It's always interesting how the threat of something bad happening in the near future can cause people to take action in the present. People filling up their cars in anticipation of a gas hike is one example, and it is even evident in the housing market. The threat of increased mortgage rates from Canada's biggest lenders has caused an increase in home sales.
Buy Now to Save Later
It goes without saying that a home purchase is likely the biggest purchase most people make in their lifetime. It is also true that securing a mortgage at a lower rate will save quite a lot of money over the course of the mortgage term. For many future home buyers, the prospect of mortgage rates increasing is enough to get them out there looking, whether they are ready or not.
Many people were going to buy a new home a year or two down the road, but have made the adjustments necessary to speed up their plans to avoid those higher mortgage rates. In many cases, it could make things a tad uncomfortable now, but the money that will be saved later is worth it.
In August, the number of existing homes that changed hands in Toronto was 21 percent higher than August of 2012. The 10-year average for August home sales in Toronto is 6,977 and this year's August total was 7,569. The stats show that people are out there and they are buying, and you can bet the threat of increased mortgage rates are one of the main reasons.
Important to Do the Math
Of course, it is always important to work out the numbers before reacting. With the surge in homebuyers trying to save money by getting lower rates, the prices will inevitably go up. And if you end up overpaying for a home, you might end up losing money in the long run.
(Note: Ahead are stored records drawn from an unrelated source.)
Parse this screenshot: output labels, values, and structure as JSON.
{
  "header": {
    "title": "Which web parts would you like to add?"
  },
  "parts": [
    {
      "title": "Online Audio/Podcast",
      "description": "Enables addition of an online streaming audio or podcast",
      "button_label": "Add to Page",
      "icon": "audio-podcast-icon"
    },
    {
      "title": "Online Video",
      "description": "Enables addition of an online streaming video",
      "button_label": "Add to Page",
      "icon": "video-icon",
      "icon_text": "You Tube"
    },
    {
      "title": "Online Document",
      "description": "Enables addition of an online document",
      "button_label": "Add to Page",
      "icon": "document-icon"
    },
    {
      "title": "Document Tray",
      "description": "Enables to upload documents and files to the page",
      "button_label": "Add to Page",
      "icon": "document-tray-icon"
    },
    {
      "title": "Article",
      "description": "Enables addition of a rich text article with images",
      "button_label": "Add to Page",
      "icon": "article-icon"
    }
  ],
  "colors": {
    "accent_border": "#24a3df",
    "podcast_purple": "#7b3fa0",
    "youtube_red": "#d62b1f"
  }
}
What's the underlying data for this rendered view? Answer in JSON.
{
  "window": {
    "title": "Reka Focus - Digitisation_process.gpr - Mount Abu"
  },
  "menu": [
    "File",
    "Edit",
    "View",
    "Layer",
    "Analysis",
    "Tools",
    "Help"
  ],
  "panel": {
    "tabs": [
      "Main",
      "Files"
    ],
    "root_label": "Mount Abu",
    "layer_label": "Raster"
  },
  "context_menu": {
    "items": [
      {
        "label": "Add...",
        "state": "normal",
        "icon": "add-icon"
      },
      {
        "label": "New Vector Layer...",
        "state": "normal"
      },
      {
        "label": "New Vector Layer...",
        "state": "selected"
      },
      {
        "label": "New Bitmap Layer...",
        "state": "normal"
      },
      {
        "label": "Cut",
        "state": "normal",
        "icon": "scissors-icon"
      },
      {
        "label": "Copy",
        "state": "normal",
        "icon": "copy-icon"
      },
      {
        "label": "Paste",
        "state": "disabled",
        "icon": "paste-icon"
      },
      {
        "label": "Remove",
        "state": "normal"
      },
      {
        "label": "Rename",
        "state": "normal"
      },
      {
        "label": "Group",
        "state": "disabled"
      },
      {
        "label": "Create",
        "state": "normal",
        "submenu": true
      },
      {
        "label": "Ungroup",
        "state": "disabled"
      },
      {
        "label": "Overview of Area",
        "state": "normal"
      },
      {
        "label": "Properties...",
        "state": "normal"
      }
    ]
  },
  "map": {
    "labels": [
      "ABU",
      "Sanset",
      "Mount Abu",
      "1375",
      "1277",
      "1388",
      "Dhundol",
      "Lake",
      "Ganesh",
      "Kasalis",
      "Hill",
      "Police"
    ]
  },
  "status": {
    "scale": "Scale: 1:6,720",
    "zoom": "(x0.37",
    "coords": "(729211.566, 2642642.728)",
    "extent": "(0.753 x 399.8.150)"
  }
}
All things being equal, saving $10,000 or $15,000 in mortgage rates is wonderful, but if you end up spending $25,000 or $30,000 more on the house to lock in those rates, it doesn't make much sense at all. Do the math ahead of time and figure out your max purchase price, and then feel free to jump into the market. If it seems like the actual savings you'll get from buying now isn't so wonderful after all, you may want to stick to your original schedule.
When the Rates Actually Increase
When the rates do jump and take hold, it stands to reason that the real estate market will cool off for a while. Many financial experts feel this is a good thing, because the price of new homes will stop rising faster than consumer incomes. Eventually, the prices should flatten out and there should be a balance between house prices and incomes, which will cause sales to increase again. No one seems to like it when mortgage rates increase, but sometimes it is necessary to keep the market balanced and the economy running well.